The last three limitations to the results concern the in vivo acquisition. The first is that we do not employ cardiac gating. However, although used for mitigating the effects of pulsation, cardiac gating needs to be used with caution, as too low a TR (say 1 s, which is in the order of a heartbeat) can increase the variability in the effective TR, and thus affect the signal in unpredictable ways.

Second, our preprocessing ignored the inevitable presence of Gibbs ringing ^57,58. These arise as a result of truncation of the image’s Fourier representation. Although we do not use them here, various correction methods have been proposed that reduce the bias in the estimated parameters ^59,60,61.

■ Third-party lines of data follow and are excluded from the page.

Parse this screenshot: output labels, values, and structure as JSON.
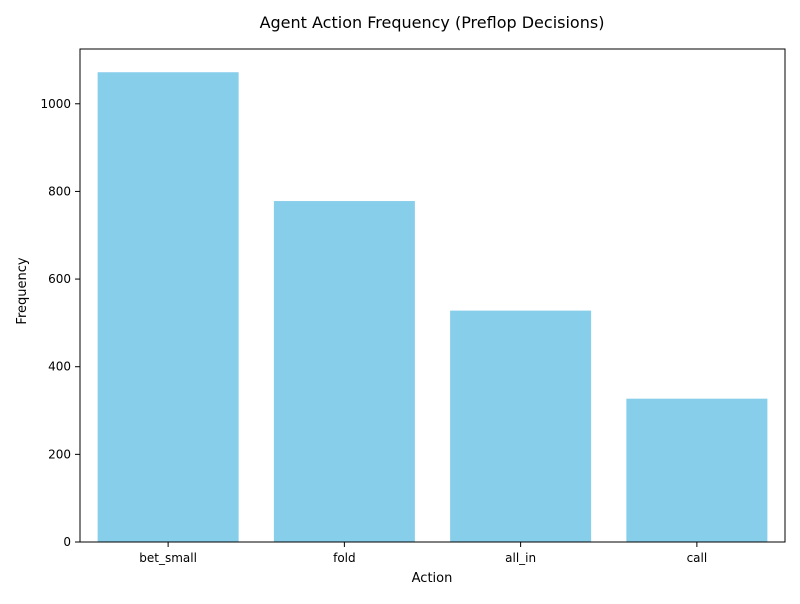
{
  "chart_data": {
    "type": "bar",
    "title": "Agent Action Frequency (Preflop Decisions)",
    "xlabel": "Action",
    "ylabel": "Frequency",
    "categories": [
      "bet_small",
      "fold",
      "all_in",
      "call"
    ],
    "values": [
      1072,
      778,
      528,
      327
    ],
    "ylim": [
      0,
      1125
    ],
    "yticks": [
      0,
      200,
      400,
      600,
      800,
      1000
    ],
    "bar_color": "#87CEEB",
    "grid": false,
    "legend": "none"
  }
}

Finally, we primarily compared the two modelling approaches with each-other, without investigating the bias introduced to the parameter estimation as a result of the selected orientation of the gradient directions, or the uncertainty due to the number of measurements (hence SNR). Other studies have explored these ^62,63, especially for the FWDT model ¹³. Here, we also scan only one subject, primarily to illustrate the results from the simulations. Future studies with more subjects, including those with pathology, will determine the wider applicability of our findings.

Conclusion

In dMRI studies that aim to capture free water via two or more diffusion compartments, accounting for the PD and relaxation of each compartment improves the parameter estimation. Specifically, it attenuates the bias and variance of the estimated volume fractions, which can potentially confound or produce false contrast in the diffusion parameter maps. This will improve the ability of dMRI multicompartment models to characterize neuronal tissue integrity or degradation in clinical populations.